Meine Zulassung unter die Schüler Lesueurs. Seine Güte. Die königliche Kapelle.

 

Während dieser unerträglichen Erörterungen hatte ich mit der Komposition begonnen. Ich hatte unter anderm eine Kantate für großes Orchester geschrieben, auf ein Gedicht von Millevoye (Das arabische Pferd). Ein Schüler Lesueurs, namens Gerono, den ich oft in der Bibliothek des Konservatoriums traf, stellte mir die Möglichkeit in Aussicht, in die Kompositionsklasse des Meisters zugelassen zu werden, und erbot sich, mich ihm vorzustellen. Ich nahm seinen Vorschlag mit Freuden an und legte eines Morgens Lesueur die Partitur meiner Kantate vor, nebst einem dreistimmigen Kanon, den ich ihm bei solch feierlichem Anlaß zu meiner Empfehlung glaubte mit überreichen zu müssen. Lesueur war so freundlich, das erste dieser beiden unförmlichen Werke aufmerksam durchzulesen; dann gab er es mir zurück und sagte: »Es steckt viel Wärme und dramatisches Leben da drinnen, aber Sie verstehen noch nicht zu schreiben, und Ihre Harmonik ist mit so zahlreichen Fehlern behaftet, daß es unnütz wäre, sie Ihnen zu bezeichnen. Gerono wird so gut sein, Sie mit unsern harmonischen Prinzipien bekannt zu machen, und wenn Sie dann soweit damit vertraut sind, daß Sie mich verstehen können, will ich Sie gerne unter meine Schüler aufnehmen.«

Gerono übernahm respektvoll den Auftrag Lesueurs; er setzte mir in einigen Wochen das ganze System klar auseinander, auf das der Meister seine Theorie der Akkorderzeugung und -Verbindung aufgebaut; ein System, das er von Rameau und dessen Phantasien über die Resonanz der tönenden Saite entlehnt hatte.

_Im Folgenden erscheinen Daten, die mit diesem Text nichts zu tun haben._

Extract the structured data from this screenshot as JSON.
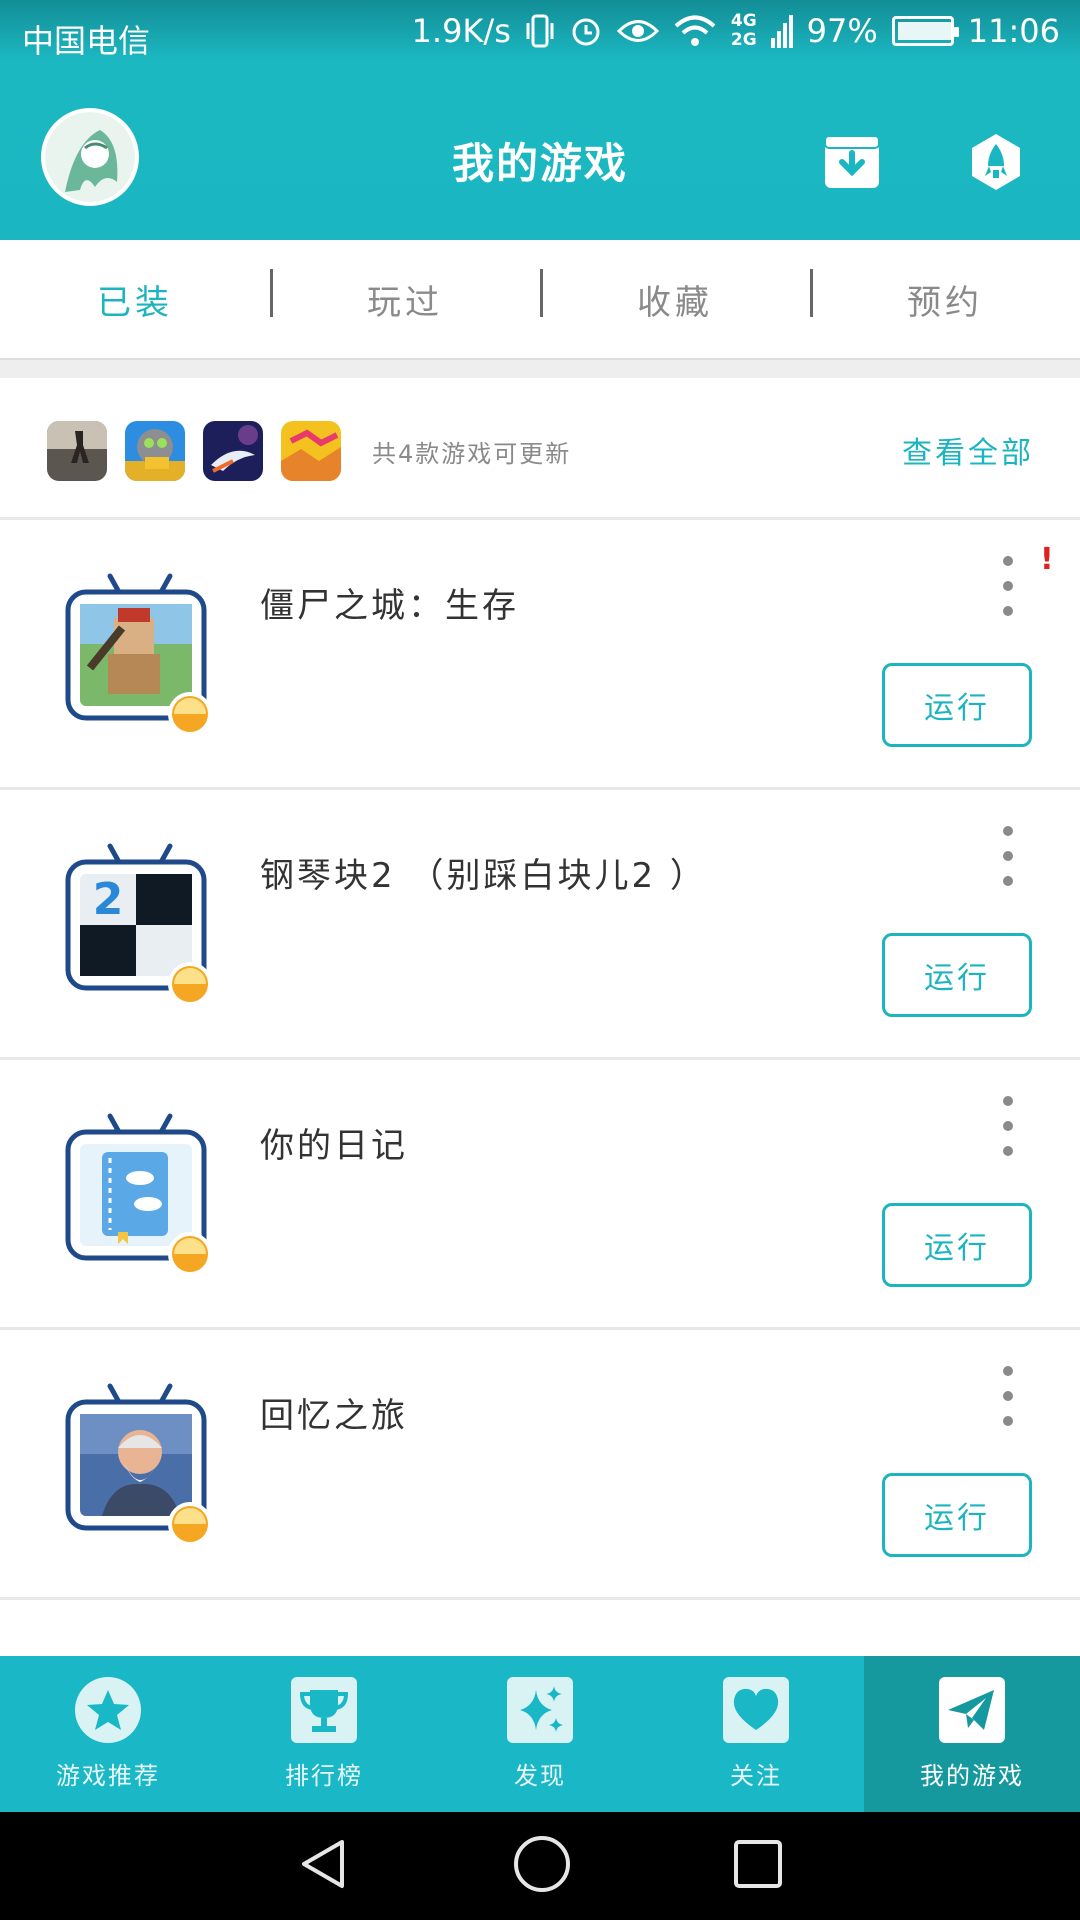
{
  "status_bar": {
    "carrier": "中国电信",
    "speed": "1.9K/s",
    "net_top": "4G",
    "net_bottom": "2G",
    "battery": "97%",
    "time": "11:06"
  },
  "header": {
    "title": "我的游戏"
  },
  "tabs": [
    {
      "label": "已装",
      "active": true
    },
    {
      "label": "玩过",
      "active": false
    },
    {
      "label": "收藏",
      "active": false
    },
    {
      "label": "预约",
      "active": false
    }
  ],
  "updates": {
    "text": "共4款游戏可更新",
    "view_all": "查看全部"
  },
  "games": [
    {
      "name": "僵尸之城：生存",
      "run_label": "运行",
      "alert": "!"
    },
    {
      "name": "钢琴块2 （别踩白块儿2 ）",
      "run_label": "运行"
    },
    {
      "name": "你的日记",
      "run_label": "运行"
    },
    {
      "name": "回忆之旅",
      "run_label": "运行"
    }
  ],
  "bottom_nav": [
    {
      "label": "游戏推荐",
      "icon": "star-icon",
      "active": false
    },
    {
      "label": "排行榜",
      "icon": "trophy-icon",
      "active": false
    },
    {
      "label": "发现",
      "icon": "sparkle-icon",
      "active": false
    },
    {
      "label": "关注",
      "icon": "heart-icon",
      "active": false
    },
    {
      "label": "我的游戏",
      "icon": "paper-plane-icon",
      "active": true
    }
  ],
  "colors": {
    "accent": "#1cb4bf",
    "header": "#1ab7c2",
    "nav_active": "#15999f"
  }
}
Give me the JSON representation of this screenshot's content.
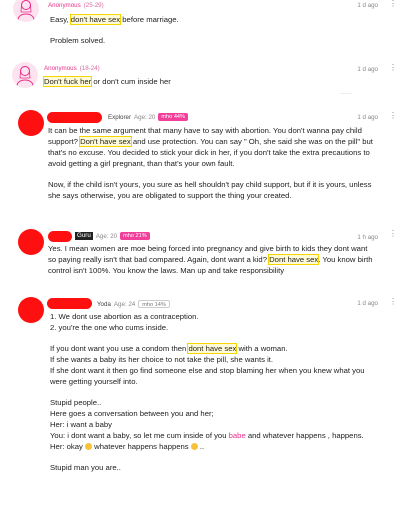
{
  "comments": [
    {
      "author": "Anonymous",
      "age": "(25-29)",
      "time": "1 d ago",
      "line1_pre": "Easy, ",
      "line1_hl": "don't have sex",
      "line1_post": " before marriage.",
      "line2": "Problem solved."
    },
    {
      "author": "Anonymous",
      "age": "(18-24)",
      "time": "1 d ago",
      "line1_hl": "Don't fuck her",
      "line1_post": " or don't cum inside her"
    },
    {
      "rank": "Explorer",
      "age": "Age: 20",
      "badge": "mho 44%",
      "time": "1 d ago",
      "lines": [
        "It can be the same argument that many have to say with abortion. You don't wanna pay child",
        "that's no excuse. You decided to stick your dick in her, if you don't take the extra precautions to",
        "avoid getting a girl pregnant, than that's your own fault.",
        "Now, if the child isn't yours, you sure as hell shouldn't pay child support, but if it is yours, unless",
        "she says otherwise, you are obligated to support the thing your created."
      ],
      "l2_pre": "support? ",
      "l2_hl": "Don't have sex",
      "l2_post": " and use protection. You can say \" Oh, she said she was on the pill\" but"
    },
    {
      "rank": "Guru",
      "age": "Age: 20",
      "badge": "mho 21%",
      "time": "1 h ago",
      "l1": "Yes. I mean women are moe being forced into pregnancy and give birth to kids they dont want",
      "l2_pre": "so paying really isn't that bad compared. Again, dont want a kid? ",
      "l2_hl": "Dont have sex",
      "l2_post": ". You know birth",
      "l3": "control isn't 100%. You know the laws. Man up and take responsibility"
    },
    {
      "rank": "Yoda",
      "age": "Age: 24",
      "badge": "mho 14%",
      "time": "1 d ago",
      "l1": "1. We dont use abortion as a contraception.",
      "l2": "2. you're the one who cums inside.",
      "l3_pre": "If you dont want you use a condom then ",
      "l3_hl": "dont have sex",
      "l3_post": " with a woman.",
      "l4": "If she wants a baby its her choice to not take the pill, she wants it.",
      "l5": "If she dont want it then go find someone else and stop blaming her when you knew what you",
      "l6": "were getting yourself into.",
      "l7": "Stupid people..",
      "l8": "Here goes a conversation between you and her;",
      "l9": "Her: i want a baby",
      "l10_pre": "You: i dont want a baby, so let me cum inside of you ",
      "l10_pink": "babe",
      "l10_post": " and whatever happens , happens.",
      "l11_pre": "Her: okay ",
      "l11_mid": " whatever happens happens ",
      "l11_post": " ..",
      "l12": "Stupid man you are.."
    }
  ]
}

Die er den tönenden Körper nennt, als ob tönende Saiten die einzigen schwingenden Körper im Weltall wären; oder besser noch: als ob die Theorie ihrer Schwingungen auf die Resonanz aller anderen Schallkörper anwendbar wäre. Ich sah sogleich an der Art, in der mir Gerono diese Prinzipien erklärte, daß man ihre Gültigkeit nicht im geringsten in Frage stellen dürfe, und daß sie in Lesueurs Schule eine Art Religion darstellten, der jeder blind sich unterwerfen müsse. Zuletzt glaubte ich sogar an diese Lehre – so groß ist die Macht des Beispiels – und Lesueur, der mich in die Zahl seiner Lieblingsschüler aufnahm, konnte mich auch zu seinen eifrigsten Adepten zählen.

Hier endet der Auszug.